The following parameters are defined with the respective considerations:


* **low learning rate**: ensuring stable fine-tuning
* **2 epochs**: prevents overfitting
* **batch size 16**: standard in BERT.



In [23]:
# Run trainer

from transformers import Trainer
trainer = Trainer (
    model=model,
    args=training_args,
    train_dataset=tokenized_dataset["train"],
    eval_dataset=tokenized_dataset["validation"],
    compute_metrics=compute_metrics
)

# Execute trainer
trainer.train()

Epoch,Training Loss,Validation Loss,Accuracy,F1
1,0.1832,0.316708,0.904817,0.905575
2,0.128,0.354539,0.904817,0.908287


TrainOutput(global_step=8420, training_loss=0.17690961751688689, metrics={'train_runtime': 5944.3665, 'train_samples_per_second': 22.66, 'train_steps_per_second': 1.416, 'total_flos': 1.7843093664165888e+16, 'train_loss': 0.17690961751688689, 'epoch': 2.0})

In [None]:
trainer.save_model("./sentiment_model")
tokenizer.save_pretrained("./sentiment_model")

In [25]:
# Inference test with real context

import torch

def predict_sentiment(text):
    inputs = tokenizer(text, return_tensors="pt", truncation=True, padding=True)
    inputs = {k: v.to(model.device) for k, v in inputs.items()}

    with torch.no_grad():
        outputs = model(**inputs)

    prediction = torch.argmax(outputs.logits, dim=-1).item()
    return "POSITIVE" if prediction == 1 else "NEGATIVE"

examples = [
    "This movie was absolutely amazing, I loved every minute of it.",
    "The film was boring and a complete waste of time.",
    "The acting was okay, but the story was very weak.",
    "I would definitely recommend this movie to my friends.",
    "This was the worst movie I have seen in years."
]

for text in examples:
    print(f"{text} -> {predict_sentiment(text)}")
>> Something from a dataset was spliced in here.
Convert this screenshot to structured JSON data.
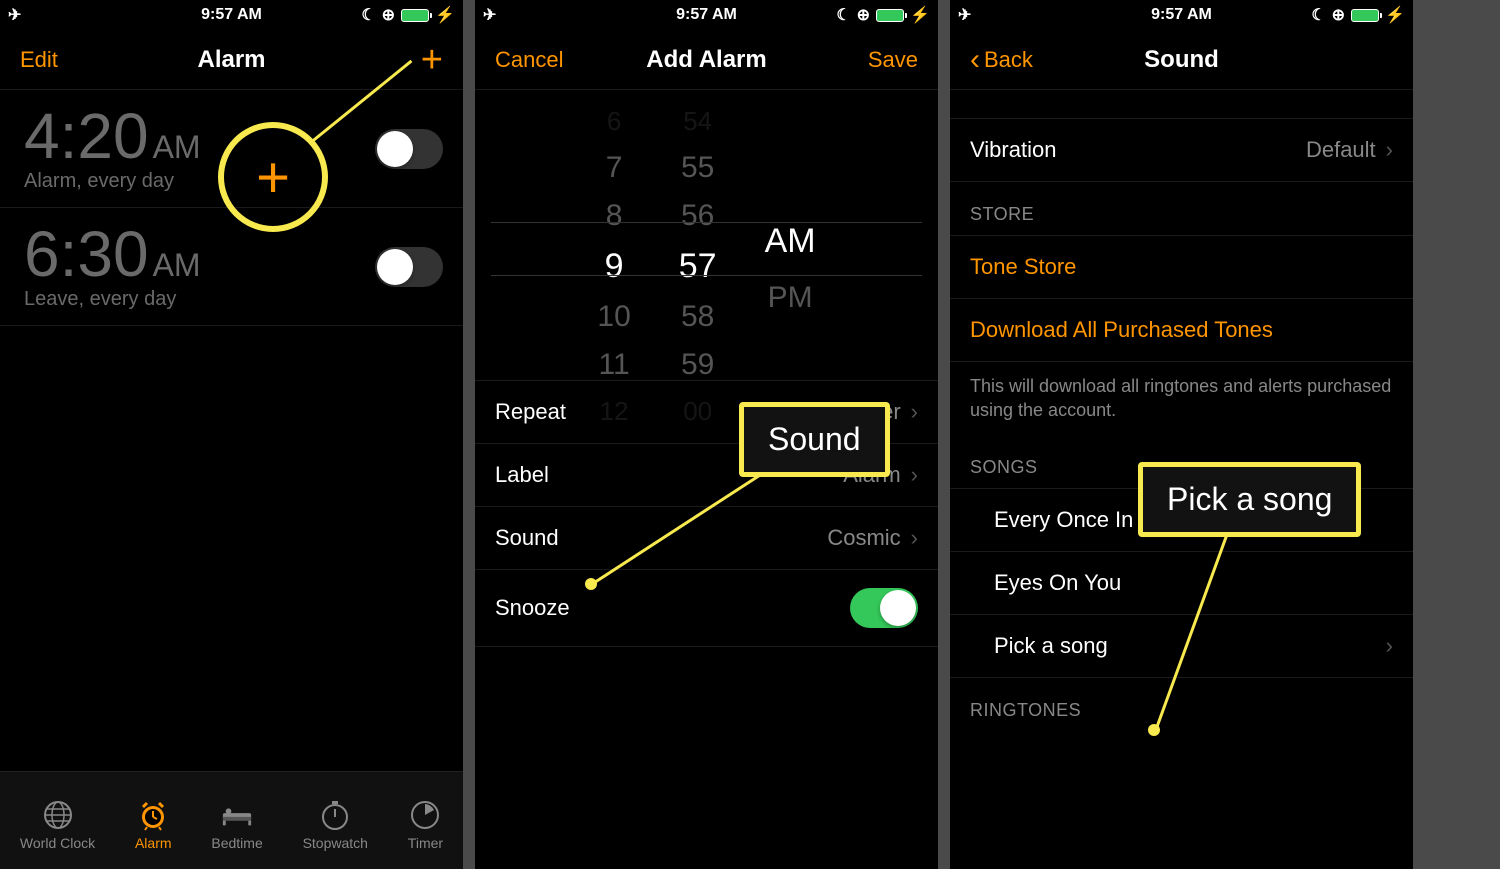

This movie was absolutely amazing, I loved every minute of it. -> POSITIVE
The film was boring and a complete waste of time. -> NEGATIVE
The acting was okay, but the story was very weak. -> NEGATIVE
I would definitely recommend this movie to my friends. -> POSITIVE
This was the worst movie I have seen in years. -> NEGATIVE


# Conclusions

The fine-tuned DistilBERT model achieved strong performance on the SST-2 sentiment classification task, reaching an accuracy of approximately 90% and an F1-score above 0.90 on the validation set. These results demonstrate the effectiveness of transformer-based models for sentiment analysis, even when using a relatively compact architecture such as DistilBERT.

During training, a decrease in training loss was observed across epochs, indicating that the model successfully learned the underlying patterns in the data. A slight increase in validation loss in the second epoch suggests mild overfitting, highlighting the importance of monitoring validation metrics and applying early stopping when necessary.

The use of GPU acceleration significantly reduced training time and enabled efficient experimentation. Overall, this project confirms that fine-tuning pre-trained transformer models is a powerful and practical approach for sentiment analysis tasks, providing high performance with manageable computational cost.